Counsel for appellant correctly interprets our decisions when he says: “Garnishment is in the nature of a proceeding in rem; service of the process on the garnishee creates a lien in favor of the plaintiff on the money due from the garnishee to the defendant, and upon constructive service the court may ascertain the amount due from the garnishee to the defendant, and subject such money to the satisfaction of the plaintiff’s claim.” Desha v. Baker (1842), 3 Ark. 509; Johnson v. Poster (1901), 69 Ark. 617; Stone v. Drake, supra, and Chicago R. I. & P. Ry. Co. v. Sturm, supra.
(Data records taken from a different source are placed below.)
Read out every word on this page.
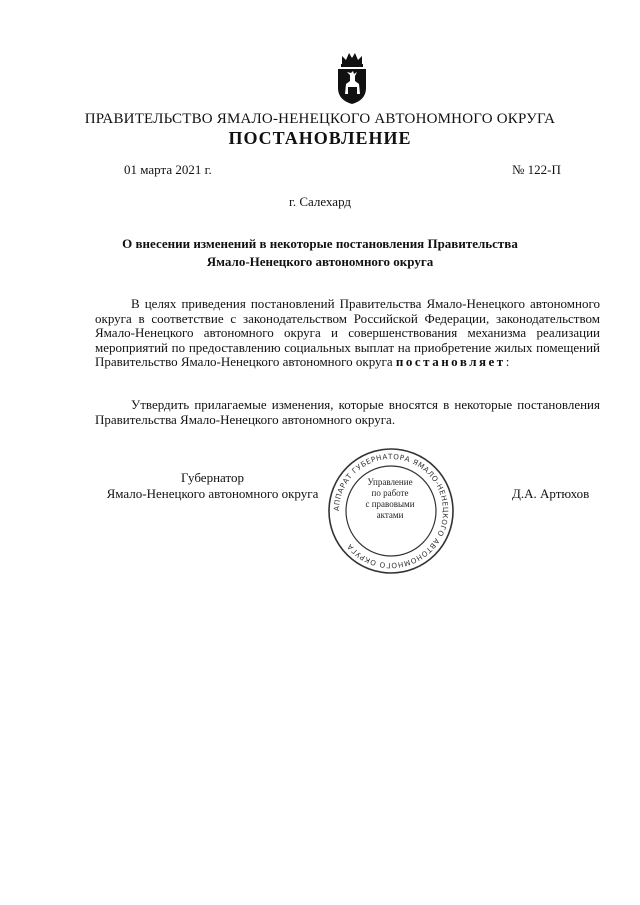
ПРАВИТЕЛЬСТВО ЯМАЛО-НЕНЕЦКОГО АВТОНОМНОГО ОКРУГА
ПОСТАНОВЛЕНИЕ
01 марта 2021 г.	№ 122-П
г. Салехард
О внесении изменений в некоторые постановления Правительства
Ямало-Ненецкого автономного округа
В целях приведения постановлений Правительства Ямало-Ненецкого автономного округа в соответствие с законодательством Российской Федерации, законодательством Ямало-Ненецкого автономного округа и совершенствования механизма реализации мероприятий по предоставлению социальных выплат на приобретение жилых помещений Правительство Ямало-Ненецкого автономного округа постановляет:
Утвердить прилагаемые изменения, которые вносятся в некоторые постановления Правительства Ямало-Ненецкого автономного округа.
Губернатор
Ямало-Ненецкого автономного округа
АППАРАТ ГУБЕРНАТОРА ЯМАЛО-НЕНЕЦКОГО АВТОНОМНОГО ОКРУГА
Управление
по работе
с правовыми
актами
Д.А. Артюхов
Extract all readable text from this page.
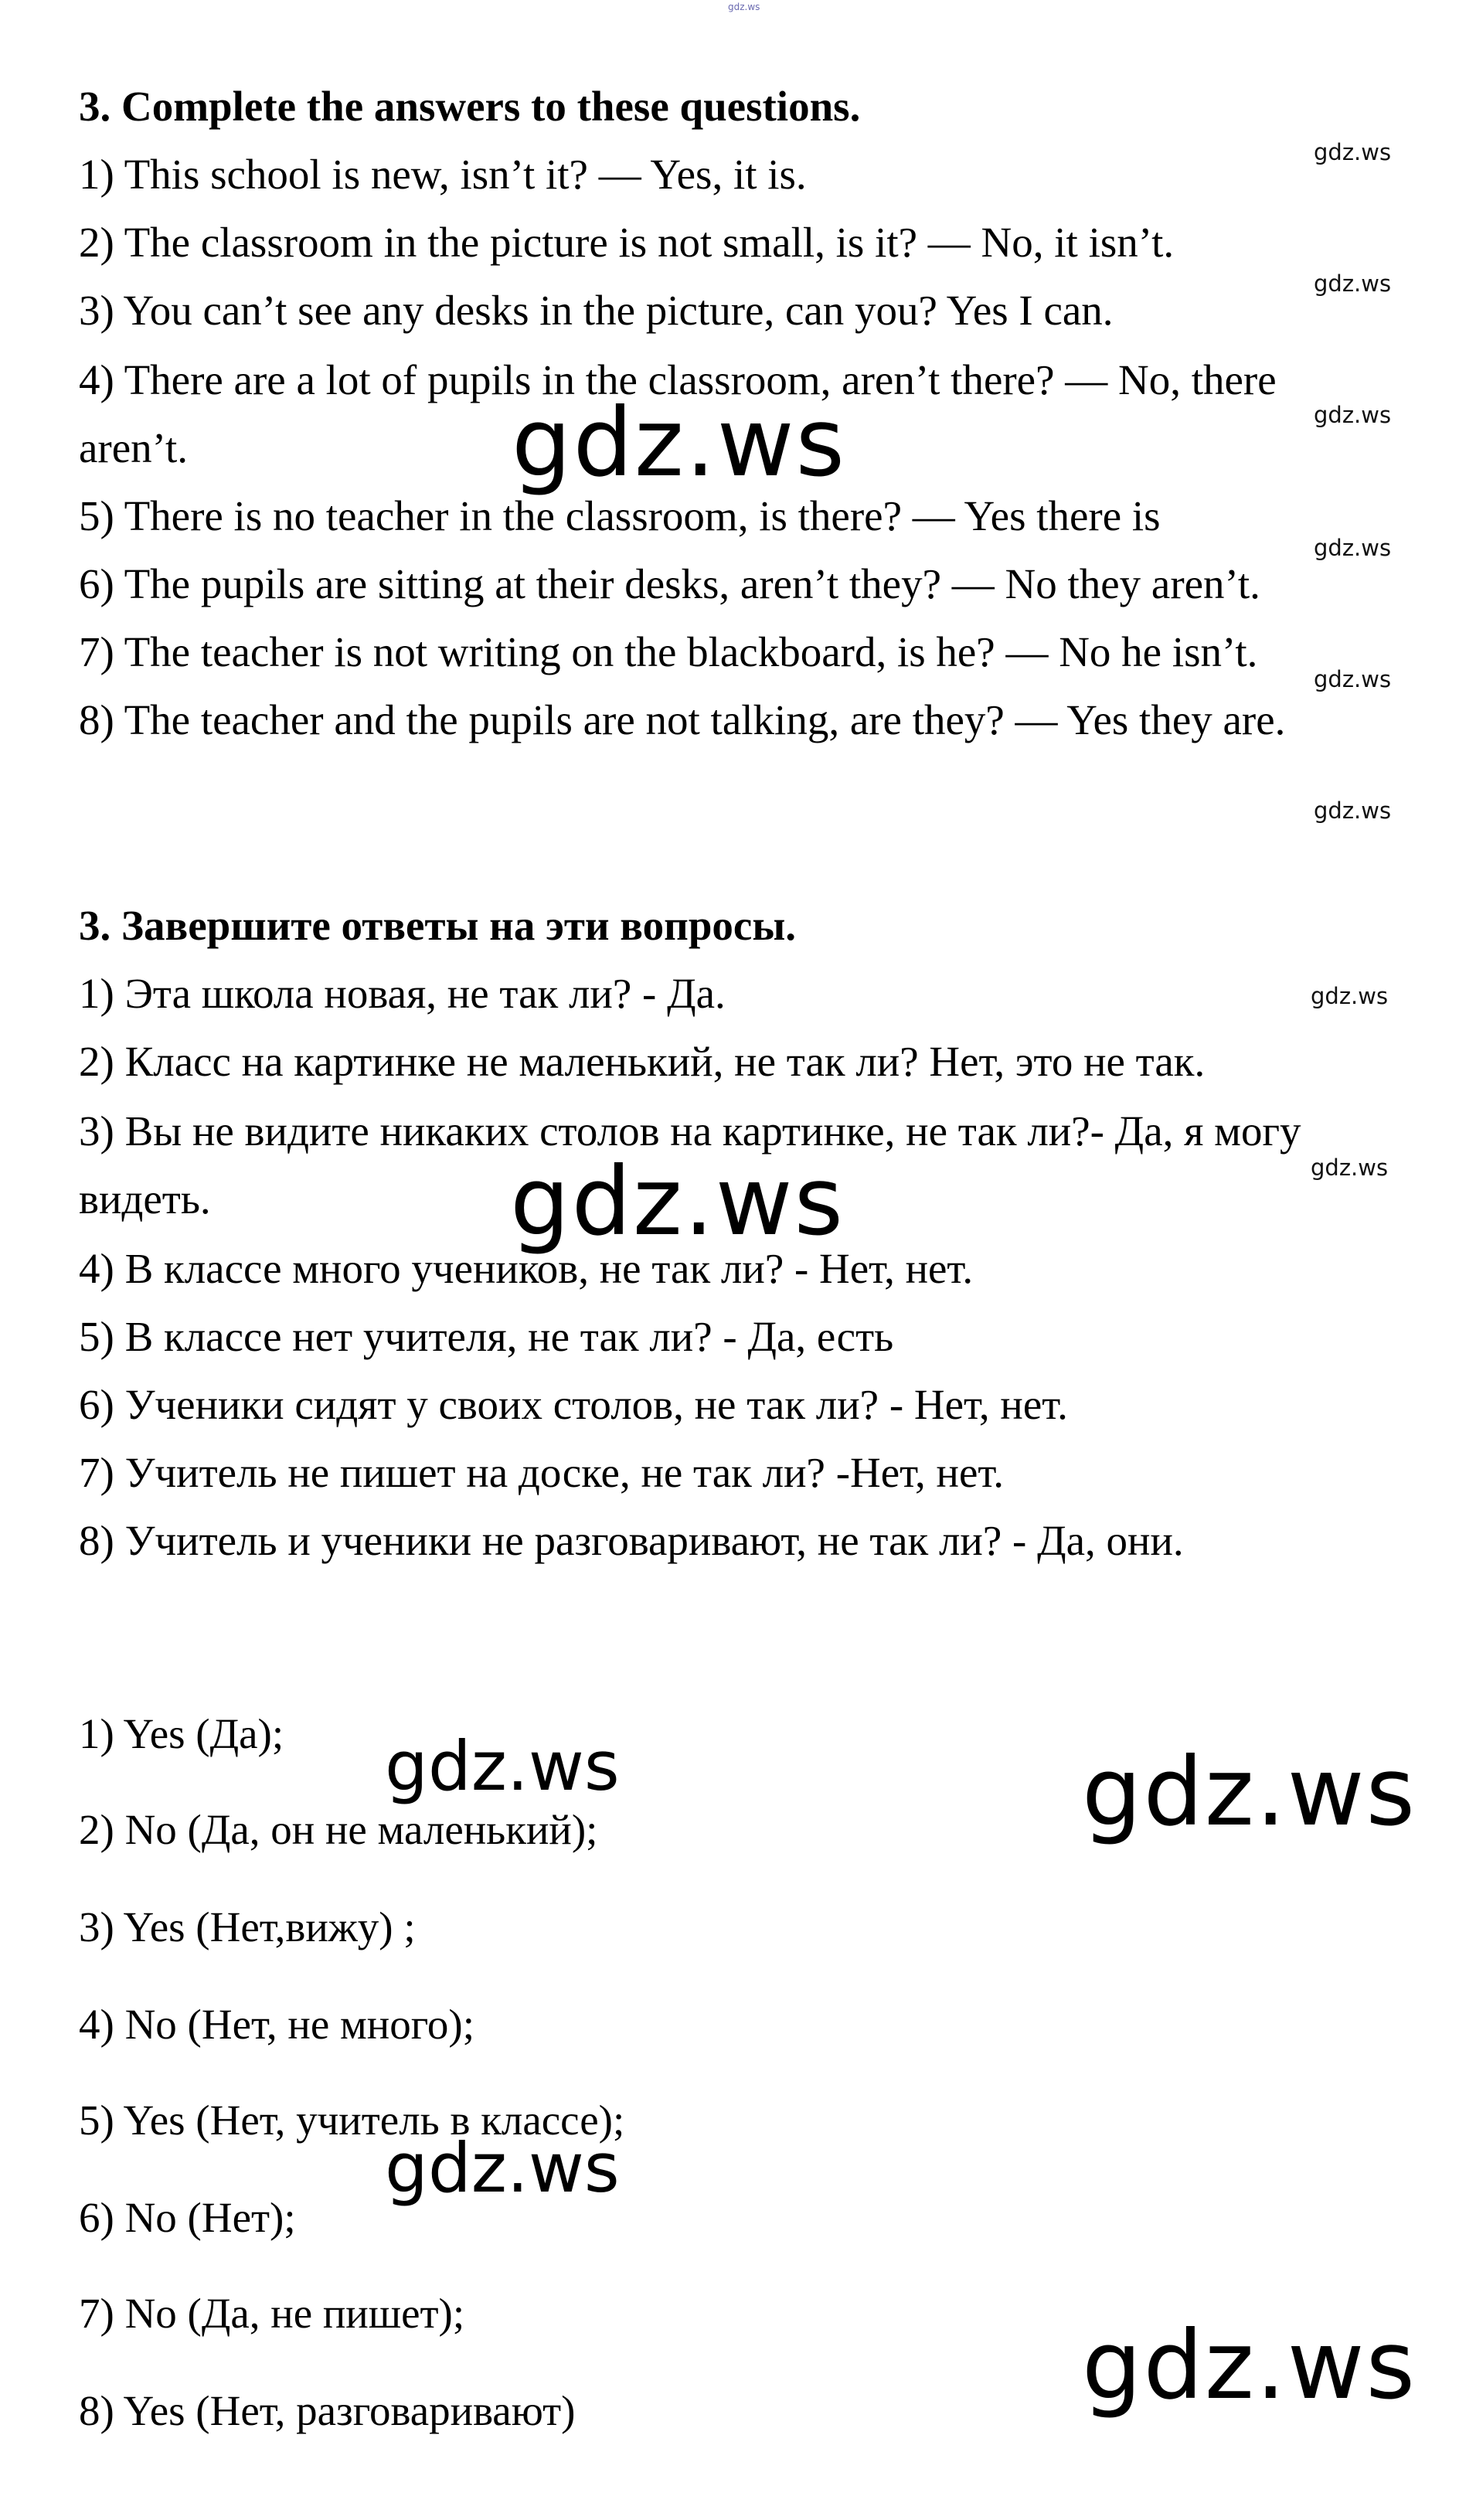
gdz.ws
3. Complete the answers to these questions.
1) This school is new, isn’t it? — Yes, it is.
2) The classroom in the picture is not small, is it? — No, it isn’t.
3) You can’t see any desks in the picture, can you? Yes I can.
4) There are a lot of pupils in the classroom, aren’t there? — No, there
aren’t.
5) There is no teacher in the classroom, is there? — Yes there is
6) The pupils are sitting at their desks, aren’t they? — No they aren’t.
7) The teacher is not writing on the blackboard, is he? — No he isn’t.
8) The teacher and the pupils are not talking, are they? — Yes they are.
3. Завершите ответы на эти вопросы.
1) Эта школа новая, не так ли? - Да.
2) Класс на картинке не маленький, не так ли? Нет, это не так.
3) Вы не видите никаких столов на картинке, не так ли?- Да, я могу
видеть.
4) В классе много учеников, не так ли? - Нет, нет.
5) В классе нет учителя, не так ли? - Да, есть
6) Ученики сидят у своих столов, не так ли? - Нет, нет.
7) Учитель не пишет на доске, не так ли? -Нет, нет.
8) Учитель и ученики не разговаривают, не так ли? - Да, они.
1) Yes (Да);
2) No (Да, он не маленький);
3) Yes (Нет,вижу) ;
4) No (Нет, не много);
5) Yes (Нет, учитель в классе);
6) No (Нет);
7) No (Да, не пишет);
8) Yes (Нет, разговаривают)
gdz.ws
gdz.ws
gdz.ws
gdz.ws
gdz.ws
gdz.ws
gdz.ws
gdz.ws
gdz.ws
gdz.ws
gdz.ws	gdz.ws
gdz.ws
gdz.ws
Third. The exemption against the debt due Baker and assigned to Miller was a personal privilege which appellee alone could plead and prove. It could not have been set up by the appellant, as garnishee, for the appellee in the suit against appellee and appellant in Missouri.
Exemption can not be pleaded by a garnishee in behalf of a non-resident defendant, and the defendant can only avail himself of his privilege by following the procedure prescribed by the statute. Such is the law here and in Missouri. Dinkins v. CrundenMartin Woodenware Co., 99 Mo. App. 310; Kirby’s Digest, § § 3904-6. See also secs. 3162-3, 3158, Rev. Statutes Mo. and in addition to authorities supra, Baxley v. Laster, 82 Ark. 236; Conley v. Chilcote, 25 Ohio St. 320; Osborne v. Schutt, 67 Mo. 712; Garrett v. Wagner, 125 Mo. 450.
While there is no showing that the judgment against appellant in Missouri had been paid at the time of the trial in this case below, yet under the Revised Statutes of Missouri it was enforceable against appellant, and must be given the full faith and credit of a valid or enforceable judgment of a foreign State (Rev. Stat. U. S., § 905 (2 Ed.), and thus barring appellees of any right to recover here. Secs. 3443, 3452> 4°32> 4039> Revised Statutes of Missouri.
Appellee’s contention is that the judgment is invalid, not that it was unpaid or unenforceable. The judgment is therefore reversed, and the cause is dismissed.